The main problem that this paper attempts to solve is to show how to use attention heads to achieve the functions of a multi - layer perceptron (MLP), thereby transforming the traditional Transformer model that contains attention mechanisms and MLP into a Transformer model that only uses attention mechanisms. Specifically, the paper proves the following points: 1. **MLP neurons can be implemented with masked attention heads**: As long as the activation function of the MLP belongs to a specific class of functions (including SiLU and its approximate forms ReLU and GeLU), the functions of MLP neurons can be achieved through a masked attention head with an internal dimension of 1. This makes it possible to transform a Transformer model that contains MLP and attention mechanisms into a Transformer model that only uses attention mechanisms, although this will greatly increase the number of attention heads. 2. **Attention heads can perform the linear transformation and activation function of MLP separately**: The paper proves that attention heads can perform the linear transformation and activation function operations in MLP separately. 3. **Attention heads can encode any mask pattern in the weight matrix**: The paper also proves that by adding specific terms to the weight matrix, attention heads can encode any mask pattern in the weight matrix with an arbitrarily small error.
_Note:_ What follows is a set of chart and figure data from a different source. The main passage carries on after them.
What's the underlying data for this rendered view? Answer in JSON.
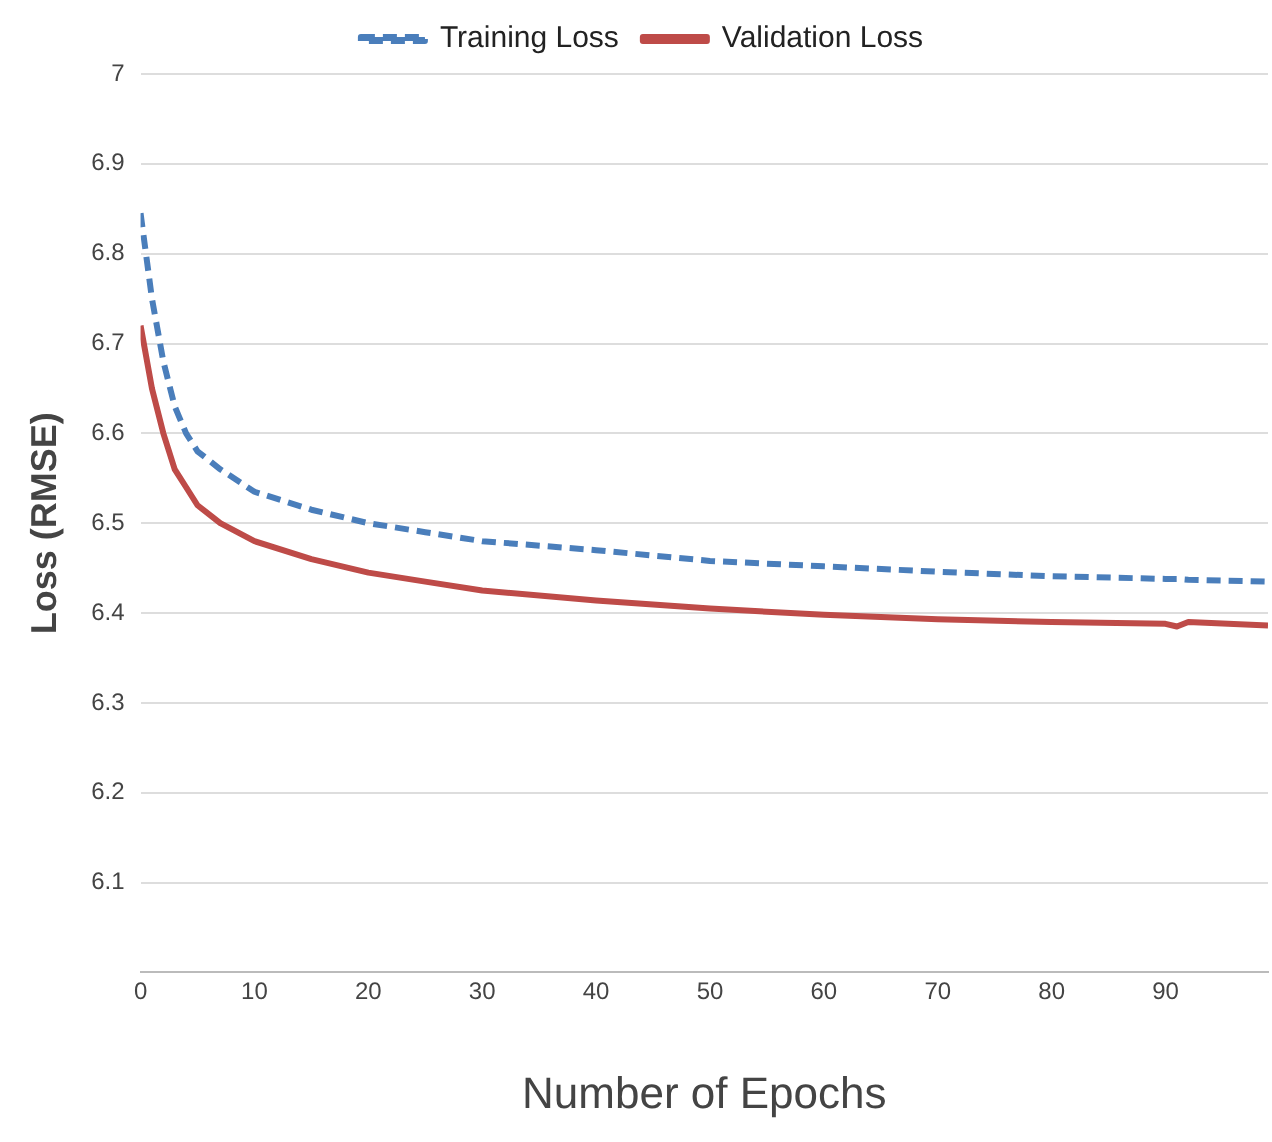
{
  "chart_data": {
    "type": "line",
    "xlabel": "Number of Epochs",
    "ylabel": "Loss (RMSE)",
    "x": [
      0,
      1,
      2,
      3,
      4,
      5,
      7,
      10,
      15,
      20,
      25,
      30,
      40,
      50,
      60,
      70,
      80,
      90,
      91,
      92,
      99
    ],
    "series": [
      {
        "name": "Training Loss",
        "color": "#4a7ebb",
        "line_style": "dashed",
        "values": [
          6.845,
          6.75,
          6.68,
          6.63,
          6.6,
          6.58,
          6.56,
          6.535,
          6.515,
          6.5,
          6.49,
          6.48,
          6.47,
          6.458,
          6.452,
          6.446,
          6.441,
          6.438,
          6.438,
          6.437,
          6.435
        ]
      },
      {
        "name": "Validation Loss",
        "color": "#be4b48",
        "line_style": "solid",
        "values": [
          6.72,
          6.65,
          6.6,
          6.56,
          6.54,
          6.52,
          6.5,
          6.48,
          6.46,
          6.445,
          6.435,
          6.425,
          6.414,
          6.405,
          6.398,
          6.393,
          6.39,
          6.388,
          6.385,
          6.39,
          6.386
        ]
      }
    ],
    "xlim": [
      0,
      99
    ],
    "xticks": [
      0,
      10,
      20,
      30,
      40,
      50,
      60,
      70,
      80,
      90
    ],
    "ylim": [
      6,
      7
    ],
    "yticks": [
      {
        "value": 6,
        "label": null
      },
      6.1,
      6.2,
      6.3,
      6.4,
      6.5,
      6.6,
      6.7,
      6.8,
      6.9,
      7
    ],
    "grid": "y",
    "legend": "top",
    "marker": "none"
  }
}
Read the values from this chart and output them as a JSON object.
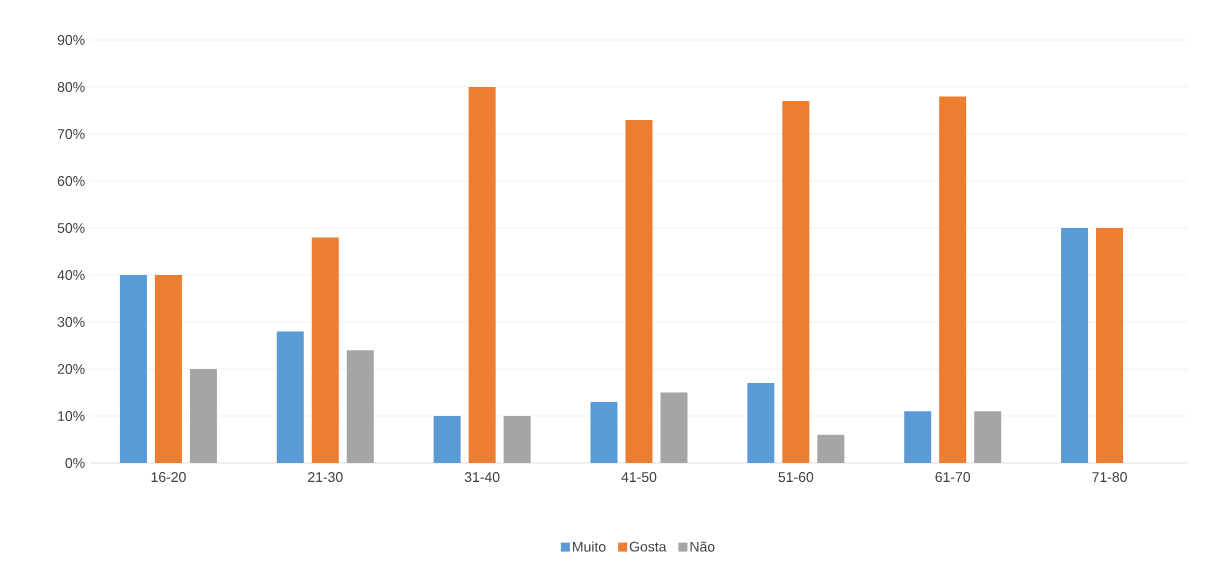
{
  "chart_data": {
    "type": "bar",
    "categories": [
      "16-20",
      "21-30",
      "31-40",
      "41-50",
      "51-60",
      "61-70",
      "71-80"
    ],
    "series": [
      {
        "name": "Muito",
        "color": "#5b9bd5",
        "values": [
          40,
          28,
          10,
          13,
          17,
          11,
          50
        ]
      },
      {
        "name": "Gosta",
        "color": "#ed7d31",
        "values": [
          40,
          48,
          80,
          73,
          77,
          78,
          50
        ]
      },
      {
        "name": "Não",
        "color": "#a5a5a5",
        "values": [
          20,
          24,
          10,
          15,
          6,
          11,
          null
        ]
      }
    ],
    "ylim": [
      0,
      90
    ],
    "yticks": [
      {
        "value": 0,
        "label": "0%"
      },
      {
        "value": 10,
        "label": "10%"
      },
      {
        "value": 20,
        "label": "20%"
      },
      {
        "value": 30,
        "label": "30%"
      },
      {
        "value": 40,
        "label": "40%"
      },
      {
        "value": 50,
        "label": "50%"
      },
      {
        "value": 60,
        "label": "60%"
      },
      {
        "value": 70,
        "label": "70%"
      },
      {
        "value": 80,
        "label": "80%"
      },
      {
        "value": 90,
        "label": "90%"
      }
    ],
    "grid": "y",
    "legend": "bottom"
  }
}
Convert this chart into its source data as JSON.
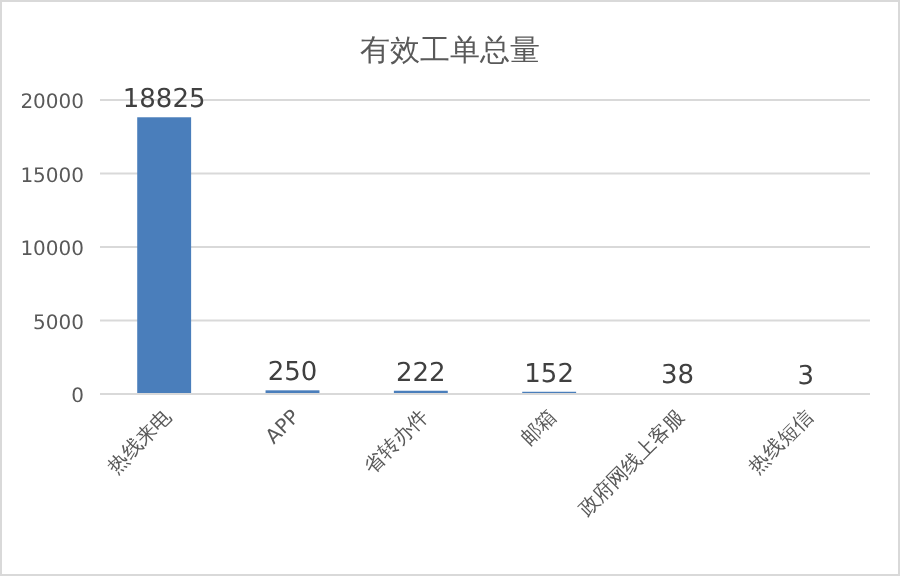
{
  "chart_data": {
    "type": "bar",
    "title": "有效工单总量",
    "categories": [
      "热线来电",
      "APP",
      "省转办件",
      "邮箱",
      "政府网线上客服",
      "热线短信"
    ],
    "values": [
      18825,
      250,
      222,
      152,
      38,
      3
    ],
    "color": "#4a7ebb",
    "ylim": [
      0,
      20000
    ],
    "yticks": [
      0,
      5000,
      10000,
      15000,
      20000
    ],
    "grid": "y",
    "data_labels": true
  }
}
The significance of these results is that, in theory, a model with performance equivalent to that of the traditional Transformer model can be constructed by only using attention mechanisms, which provides new perspectives and methods for the study of the mechanism interpretability of Transformer models. In particular, this method can apply successful attention mechanism interpretation techniques to MLP layers, thereby promoting a more comprehensive understanding of Transformer models.